Temu macht aber offenbar noch andere Dinge, die am Dienstag vor einem US-Gericht gelandet sind und für Aufsehen gesorgt haben. In einer Klage gegen das chinesische Unternehmen wird Temu mit einer "gefährlichen Schadsoftware" gleichgesetzt, die heimlich unzählige, nicht autorisierte Daten seiner Nutzer monetarisiert.

Der Generalanwalt Tim Griffin zitierte dabei mehrere Medienberichte und Forschungsergebnisse, in denen gezeigt wurde, das die App von Temu dafür sorgt, "uneingeschränkten Zugriff auf das Betriebssystem des Telefons zu erhalten, einschließlich, aber nicht beschränkt auf die Kamera des Benutzers, den spezifischen Standort, Kontakte, Textnachrichten, Dokumente und andere Anwendungen".

Datenschutzrechte

"Temu ist so konzipiert, dass dieser weitreichende Zugriff selbst für erfahrene Benutzer unbemerkt bleibt", formuliert der Anwalt das Problem. Sobald Temu installiert sei, könne die App offenbar durch einen technischen Trick sogar das "Außerkraftsetzen der Datenschutzeinstellungen" bewirken. Griffin betont, laut den ihm vorliegenden Informationen, kann Temu praktisch auf alle Daten auf den Smartphones zugreifen, auf denen die App installiert ist.

Der Anwalt behauptet weiter, dass jeder, der ein Smartphone mit der Temu-App anruft oder auf dieses Smartphone ein Mail schickt, ebenfalls von der Sicherheitslücke betroffen ist. Die damit gewonnenen Daten würde das chinesische Unternehmen dann an Dritte verkaufen, sagt Griffin.
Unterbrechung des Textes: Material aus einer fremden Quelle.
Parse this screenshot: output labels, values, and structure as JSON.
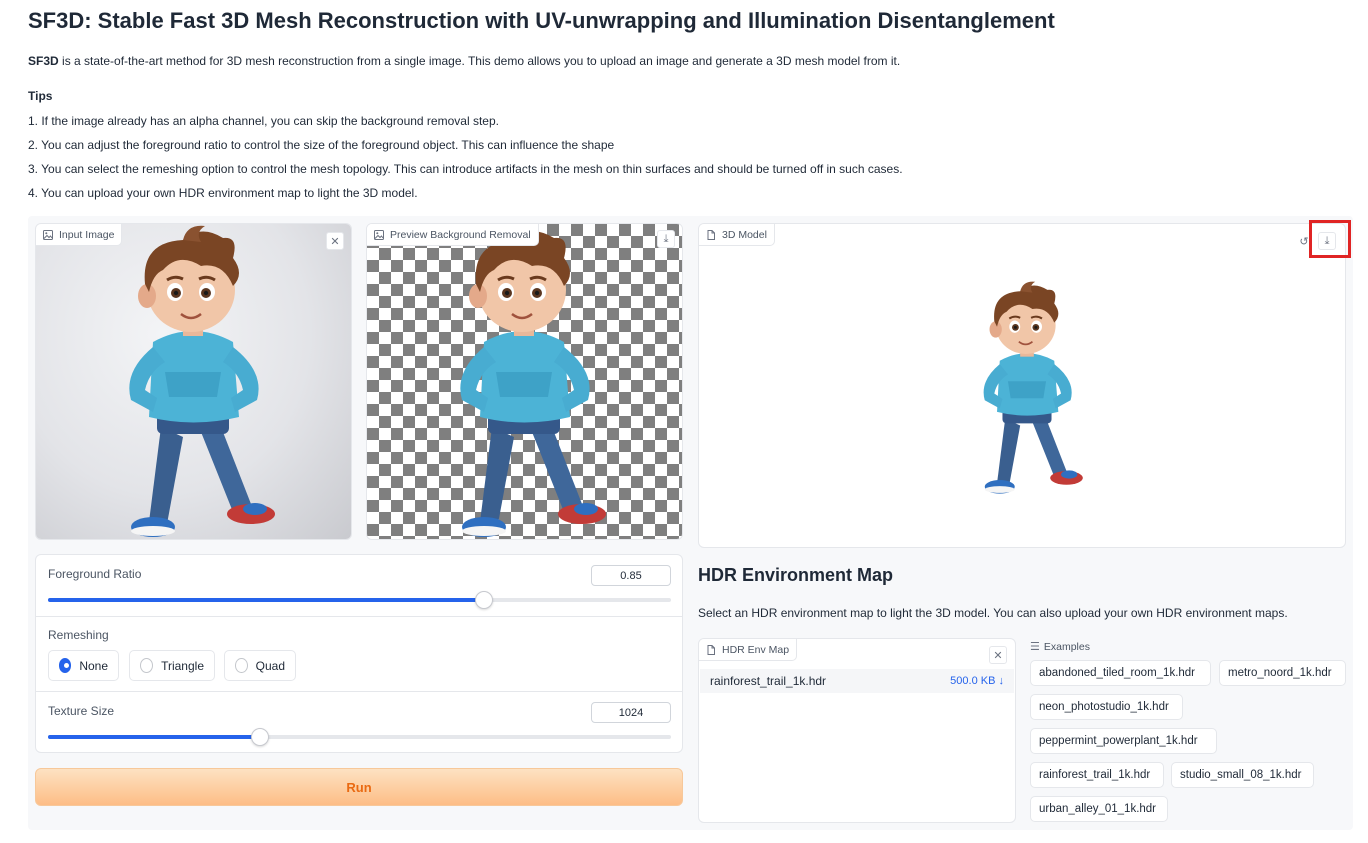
{
  "page": {
    "title": "SF3D: Stable Fast 3D Mesh Reconstruction with UV-unwrapping and Illumination Disentanglement",
    "intro_bold": "SF3D",
    "intro_rest": " is a state-of-the-art method for 3D mesh reconstruction from a single image. This demo allows you to upload an image and generate a 3D mesh model from it.",
    "tips_heading": "Tips",
    "tips": [
      "1. If the image already has an alpha channel, you can skip the background removal step.",
      "2. You can adjust the foreground ratio to control the size of the foreground object. This can influence the shape",
      "3. You can select the remeshing option to control the mesh topology. This can introduce artifacts in the mesh on thin surfaces and should be turned off in such cases.",
      "4. You can upload your own HDR environment map to light the 3D model."
    ]
  },
  "input_image": {
    "label": "Input Image",
    "icon": "image-icon"
  },
  "preview": {
    "label": "Preview Background Removal",
    "icon": "image-icon"
  },
  "model": {
    "label": "3D Model",
    "icon": "file-icon"
  },
  "foreground_ratio": {
    "label": "Foreground Ratio",
    "value": "0.85",
    "min": 0.5,
    "max": 1.0,
    "fraction": 0.7
  },
  "remeshing": {
    "label": "Remeshing",
    "options": [
      "None",
      "Triangle",
      "Quad"
    ],
    "selected": "None"
  },
  "texture_size": {
    "label": "Texture Size",
    "value": "1024",
    "fraction": 0.34
  },
  "run_button": {
    "label": "Run"
  },
  "hdr": {
    "title": "HDR Environment Map",
    "description": "Select an HDR environment map to light the 3D model. You can also upload your own HDR environment maps.",
    "file_label": "HDR Env Map",
    "file_name": "rainforest_trail_1k.hdr",
    "file_size": "500.0 KB ↓"
  },
  "examples": {
    "label": "Examples",
    "items": [
      "abandoned_tiled_room_1k.hdr",
      "metro_noord_1k.hdr",
      "neon_photostudio_1k.hdr",
      "peppermint_powerplant_1k.hdr",
      "rainforest_trail_1k.hdr",
      "studio_small_08_1k.hdr",
      "urban_alley_01_1k.hdr"
    ]
  },
  "colors": {
    "accent": "#2563eb",
    "run_text": "#ea6a12",
    "highlight": "#e02424"
  }
}
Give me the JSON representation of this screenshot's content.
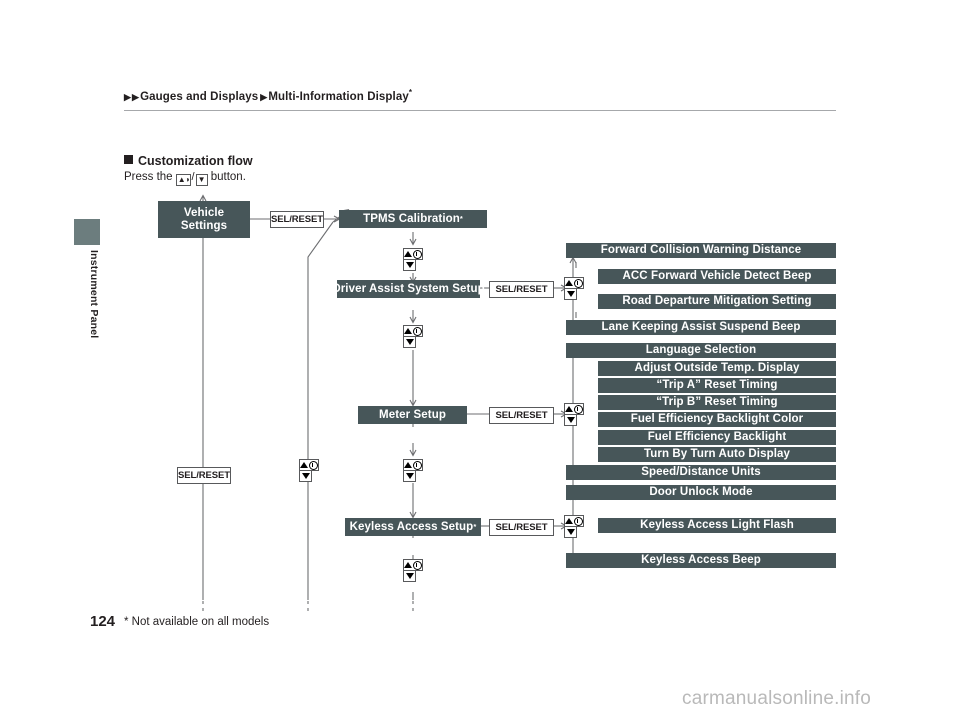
{
  "breadcrumb": {
    "item1": "Gauges and Displays",
    "item2": "Multi-Information Display",
    "asterisk": "*",
    "arrow_glyph": "▶"
  },
  "sidebar": {
    "tab_label": "Instrument Panel",
    "tab_color": "#6c7d7e"
  },
  "section": {
    "heading": "Customization flow",
    "instruction_prefix": "Press the",
    "instruction_suffix": "button.",
    "up_button_icon": "up-info-button-icon",
    "down_button_icon": "down-button-icon",
    "separator": "/"
  },
  "footer": {
    "page_number": "124",
    "footnote": "* Not available on all models",
    "watermark": "carmanualsonline.info"
  },
  "colors": {
    "box_fill": "#475659",
    "box_text": "#ffffff",
    "tab": "#6c7d7e",
    "line": "#6d6e71"
  },
  "diagram": {
    "root": {
      "label_line1": "Vehicle",
      "label_line2": "Settings"
    },
    "sel_reset_label": "SEL/RESET",
    "menus": [
      {
        "name": "tpms-calibration",
        "label": "TPMS Calibration",
        "asterisk": "*",
        "has_sel_reset": true,
        "children": []
      },
      {
        "name": "driver-assist-system-setup",
        "label": "Driver Assist System Setup",
        "asterisk": "",
        "has_sel_reset": true,
        "children": [
          "Forward Collision Warning Distance",
          "ACC Forward Vehicle Detect Beep",
          "Road Departure Mitigation Setting",
          "Lane Keeping Assist Suspend Beep"
        ]
      },
      {
        "name": "meter-setup",
        "label": "Meter Setup",
        "asterisk": "",
        "has_sel_reset": true,
        "children": [
          "Language Selection",
          "Adjust Outside Temp. Display",
          "“Trip A” Reset Timing",
          "“Trip B” Reset Timing",
          "Fuel Efficiency Backlight Color",
          "Fuel Efficiency Backlight",
          "Turn By Turn Auto Display",
          "Speed/Distance Units",
          "Door Unlock Mode"
        ]
      },
      {
        "name": "keyless-access-setup",
        "label": "Keyless Access Setup",
        "asterisk": "*",
        "has_sel_reset": true,
        "children": [
          "Keyless Access Light Flash",
          "Keyless Access Beep"
        ]
      }
    ]
  }
}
Man würde damit direkt von der Verletzung von "Datenschutzrechten" profitieren, so der Vorwurf.

Erschwerend komme hinzu, dass die chinesischen Eigentümer von Temu, PDD Holdings, "rechtlich verpflichtet sind, Daten an die chinesische Regierung weiterzugeben", ist in der Klage nachzulesen. Schuld daran seien chinesische Gesetze, die eine Zusammenarbeit mit dem chinesischen Geheimdienst vorschreiben, unabhängig von den Datenschutzbestimmungen in den Vereinigten Staaten oder anderen Ländern.

Die größte inhaltliche Grundlage für die Klage ist eine Recherche von Grizzly Research, das börsennotierte Unternehmen analysiert, um Investoren über Stärken und Schwächen zu informieren. Grizzly Research bezeichnet PDD Holdings in seinem Bericht als ein "betrügerisches Unternehmen" und setzt Temu mit einer "geschickt versteckten Spyware" gleich, die eine "Sicherheitsbedrohung für die nationalen Interessen der Vereinigten Staaten darstellt".

Kaputtes Geschäftsmodell

Der Anwalt wirft dem Unternehmen vor, mit irreführenden Versprechungen in Bezug auf die Produkte und süchtigmachenden Features wie dem Glücksrad möglichst viele Kundinnen und Kunden gewonnen zu haben, um riesige Mengen an Daten sammeln zu können. Es ging dem Konzern nie darum, die größte Shoppingplattform der Welt zu werden, so Griffin, sondern es ging immer nur um das Sammeln möglichst vieler Daten.

Das Geschäftsmodell sei "zum Scheitern verurteilt", stimmen die in der Sache beteiligten Ermittler zu, würde man nicht gestohlene Daten aus westlichen Ländern "illegal verkaufen". Eine Jury soll demnächst darüber entscheiden, ob die Vorwürfe gerechtfertigt sind. Falls das Unternehmen hinter Temu für schuldig befunden wird, drohen mehrere Geldstrafen, und das Unternehmen müsste zudem offenlegen, wie viel Geld man mit dem Verkauf der Nutzerdaten erwirtschaftet hat.

Weiterhin verfügbar

2015 wurde PDD Holdings, die Firma hinter Temu, vom ehemaligen Google-Mitarbeiter Colin Huang gegründet. Das chinesische Gegenstück zu Temu, Pinduoduo, wurde im Vorjahr wegen Sicherheitsbedenken aus dem Google Play Store geworfen. Auch hier wurde eine Klage eingebracht, nachdem Sicherheitsforscher herausgefunden hatten, dass die App Aktivitäten in anderen Apps überwachte, private Nachrichten mitlesen und sogar Sicherheitseinstellungen auf dem betroffenen Smartphone verändern konnte. Die App Temu, an der viele Entwickler arbeiten, die vorher Pinduoduo betreut hatten, befindet sich weiterhin im Apple App Store und im Google Play Store.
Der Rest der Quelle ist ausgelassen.